A Doorway of Dream

S felt sympathetic with their houseguest, who was spending a few days with them after her miscarriage. He felt “sympathy” for her, but when asked by a friend over coffee if he could empathize with the woman’s loss, he replied, “sympathy, yes, empathy, no”. He went on to say, “Since we can never experience exactly what someone else is experiencing, what people call empathy is really just sympathy.”

His coffee companion responded, “If we could completely experience what someone else is going through that would not be empathy. That would be some kind of hypnosis, devoid of the open space in which feeling for another person could arise.”

“I sympathize with your need to give ‘sympathy’ an impressive title, since most sympathy is just lip service. But what you call ‘empathy’ is really just sympathy with a claim to being sincere,” S proclaimed.

The conversation went downhill from there—two aging and disputatious men trotting out their well-rehearsed convictions, without much sympathy, let alone empathy for one another’s viewpoints. But it was a welcome diversion from the echo chamber in which old opinions hold uncontested sway in the court of the self.

 

That night S slept fitfully and for not nearly as long as both his body and mind would have liked.

He awoke in darkness, torn from sleep but not yet from the world of his dream in which he remained ensconced.

He was a farmer in rural France. It was 1941 and news from the front had just arrived: their son had been killed. (His wife had not been a complete person ever since their older son had been a casualty of the same conflict—shot as he was leading their cow toward the wood shed in an attempt to save something, as the sound of cannon fire came closer and closer.) Now his wife started screaming, and it was as if the grief of a thousand women found its way into his dream, leaving no room for him to stay there.

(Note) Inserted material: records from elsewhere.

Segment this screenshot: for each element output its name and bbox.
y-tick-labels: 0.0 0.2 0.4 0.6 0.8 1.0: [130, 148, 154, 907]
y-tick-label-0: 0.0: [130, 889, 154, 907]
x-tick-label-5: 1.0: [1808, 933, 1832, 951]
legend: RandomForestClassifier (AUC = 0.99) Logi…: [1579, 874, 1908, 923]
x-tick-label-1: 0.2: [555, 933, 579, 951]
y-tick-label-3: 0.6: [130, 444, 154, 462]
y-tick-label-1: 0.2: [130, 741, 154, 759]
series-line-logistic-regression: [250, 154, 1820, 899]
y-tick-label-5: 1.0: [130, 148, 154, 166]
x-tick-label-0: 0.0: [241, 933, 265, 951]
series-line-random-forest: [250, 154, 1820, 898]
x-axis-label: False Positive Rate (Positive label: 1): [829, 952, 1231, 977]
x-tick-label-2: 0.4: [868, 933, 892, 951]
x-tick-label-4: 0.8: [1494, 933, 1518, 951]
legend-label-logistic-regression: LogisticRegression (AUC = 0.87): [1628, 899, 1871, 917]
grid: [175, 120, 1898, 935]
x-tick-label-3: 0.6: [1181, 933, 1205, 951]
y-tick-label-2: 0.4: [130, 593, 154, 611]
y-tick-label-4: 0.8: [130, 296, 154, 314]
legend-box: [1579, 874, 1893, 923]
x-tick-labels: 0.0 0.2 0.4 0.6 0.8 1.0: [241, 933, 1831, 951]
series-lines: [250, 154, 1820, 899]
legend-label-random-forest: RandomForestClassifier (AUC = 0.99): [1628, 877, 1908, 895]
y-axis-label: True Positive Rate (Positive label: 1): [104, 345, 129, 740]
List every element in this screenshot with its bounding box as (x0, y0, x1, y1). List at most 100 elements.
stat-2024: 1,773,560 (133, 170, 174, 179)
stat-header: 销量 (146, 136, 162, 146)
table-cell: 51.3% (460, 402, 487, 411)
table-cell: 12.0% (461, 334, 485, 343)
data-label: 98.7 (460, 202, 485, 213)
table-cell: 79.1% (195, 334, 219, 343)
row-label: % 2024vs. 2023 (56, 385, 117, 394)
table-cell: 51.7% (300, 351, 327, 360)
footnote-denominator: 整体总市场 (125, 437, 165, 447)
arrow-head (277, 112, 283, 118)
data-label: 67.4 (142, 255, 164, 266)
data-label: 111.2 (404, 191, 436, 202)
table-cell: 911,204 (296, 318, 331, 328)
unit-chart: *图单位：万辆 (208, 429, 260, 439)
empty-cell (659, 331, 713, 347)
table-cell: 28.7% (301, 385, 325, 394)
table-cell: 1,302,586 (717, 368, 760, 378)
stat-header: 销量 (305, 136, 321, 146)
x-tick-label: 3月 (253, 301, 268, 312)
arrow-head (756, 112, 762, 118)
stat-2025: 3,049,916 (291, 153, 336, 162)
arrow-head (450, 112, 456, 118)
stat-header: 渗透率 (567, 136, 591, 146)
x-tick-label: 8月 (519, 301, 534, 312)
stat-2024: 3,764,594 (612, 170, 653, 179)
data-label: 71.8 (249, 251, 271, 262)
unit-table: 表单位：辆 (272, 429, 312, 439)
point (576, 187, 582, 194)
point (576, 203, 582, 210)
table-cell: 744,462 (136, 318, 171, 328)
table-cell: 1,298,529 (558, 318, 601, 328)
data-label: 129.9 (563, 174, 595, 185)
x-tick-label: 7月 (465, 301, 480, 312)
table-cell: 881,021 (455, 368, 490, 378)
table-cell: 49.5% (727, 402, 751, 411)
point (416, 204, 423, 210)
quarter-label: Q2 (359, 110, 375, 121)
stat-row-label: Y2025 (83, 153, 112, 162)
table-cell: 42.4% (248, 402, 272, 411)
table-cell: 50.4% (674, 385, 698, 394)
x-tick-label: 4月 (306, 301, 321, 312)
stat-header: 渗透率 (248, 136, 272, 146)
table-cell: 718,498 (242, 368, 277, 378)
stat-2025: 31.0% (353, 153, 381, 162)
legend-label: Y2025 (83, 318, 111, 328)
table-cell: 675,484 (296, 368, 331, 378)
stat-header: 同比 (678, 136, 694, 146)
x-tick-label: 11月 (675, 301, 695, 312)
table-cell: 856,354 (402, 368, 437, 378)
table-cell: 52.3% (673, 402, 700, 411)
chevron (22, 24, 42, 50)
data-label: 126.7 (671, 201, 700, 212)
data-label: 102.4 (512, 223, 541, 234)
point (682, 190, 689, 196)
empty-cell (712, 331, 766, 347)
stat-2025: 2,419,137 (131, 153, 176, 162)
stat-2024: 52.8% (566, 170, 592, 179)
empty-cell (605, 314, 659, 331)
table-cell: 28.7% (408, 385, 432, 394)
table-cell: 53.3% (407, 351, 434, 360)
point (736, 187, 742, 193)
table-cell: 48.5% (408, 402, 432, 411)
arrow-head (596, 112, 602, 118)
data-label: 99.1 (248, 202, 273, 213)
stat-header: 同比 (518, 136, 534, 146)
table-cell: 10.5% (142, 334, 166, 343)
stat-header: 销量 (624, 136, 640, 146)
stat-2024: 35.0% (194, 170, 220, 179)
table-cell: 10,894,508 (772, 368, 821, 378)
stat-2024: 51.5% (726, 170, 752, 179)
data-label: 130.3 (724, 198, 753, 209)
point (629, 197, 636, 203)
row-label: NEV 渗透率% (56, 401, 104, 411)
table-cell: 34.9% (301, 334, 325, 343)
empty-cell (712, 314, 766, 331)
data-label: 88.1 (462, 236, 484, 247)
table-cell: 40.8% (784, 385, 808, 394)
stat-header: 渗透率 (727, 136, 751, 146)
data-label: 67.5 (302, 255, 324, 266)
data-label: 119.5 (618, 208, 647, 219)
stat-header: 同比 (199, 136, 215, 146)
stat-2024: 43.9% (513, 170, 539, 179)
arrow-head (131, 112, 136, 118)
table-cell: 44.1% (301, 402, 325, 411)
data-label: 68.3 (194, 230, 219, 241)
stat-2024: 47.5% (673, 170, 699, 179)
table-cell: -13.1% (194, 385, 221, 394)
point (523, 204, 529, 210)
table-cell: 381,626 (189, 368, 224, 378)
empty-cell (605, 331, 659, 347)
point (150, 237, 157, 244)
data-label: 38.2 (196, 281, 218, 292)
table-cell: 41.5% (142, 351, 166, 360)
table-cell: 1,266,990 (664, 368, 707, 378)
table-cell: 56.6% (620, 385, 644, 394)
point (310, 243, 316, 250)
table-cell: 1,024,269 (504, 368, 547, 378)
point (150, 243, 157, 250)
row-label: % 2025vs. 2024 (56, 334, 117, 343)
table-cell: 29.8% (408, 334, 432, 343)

S sat on the edge of his bed in the darkened bedroom. Gradually he identified the illuminated dial of his clock radio and could make out the armchair with his shirt and trousers folded across the back. Bit by bit, thought by thought, his mind returned to 2017 in the American Southwest, and to the life of a man spared such terrible grief.

He also returned to a mind convinced that “empathy” is the bogus entity of religious systems, whose aim is to convince people that they are incapable of directing their own lives. Or as he had told his friend the day before, “Give people an impossible task—that of stepping into the hidden recesses of another’s mind—in their sense of inadequacy they will be willing to accept the intervention of a higher power in their lives.”

But later that morning, noticing the way his house guest sat under the cottonwood tree in the back yard, not stirring even when a hummingbird hovered a few feet in front of her chair, S felt an unaccountable pang—as if a neighbor in rural France had just knocked on the front door with a sealed military envelop in his hand, and he had known before a word was spoken that something terrible had happened.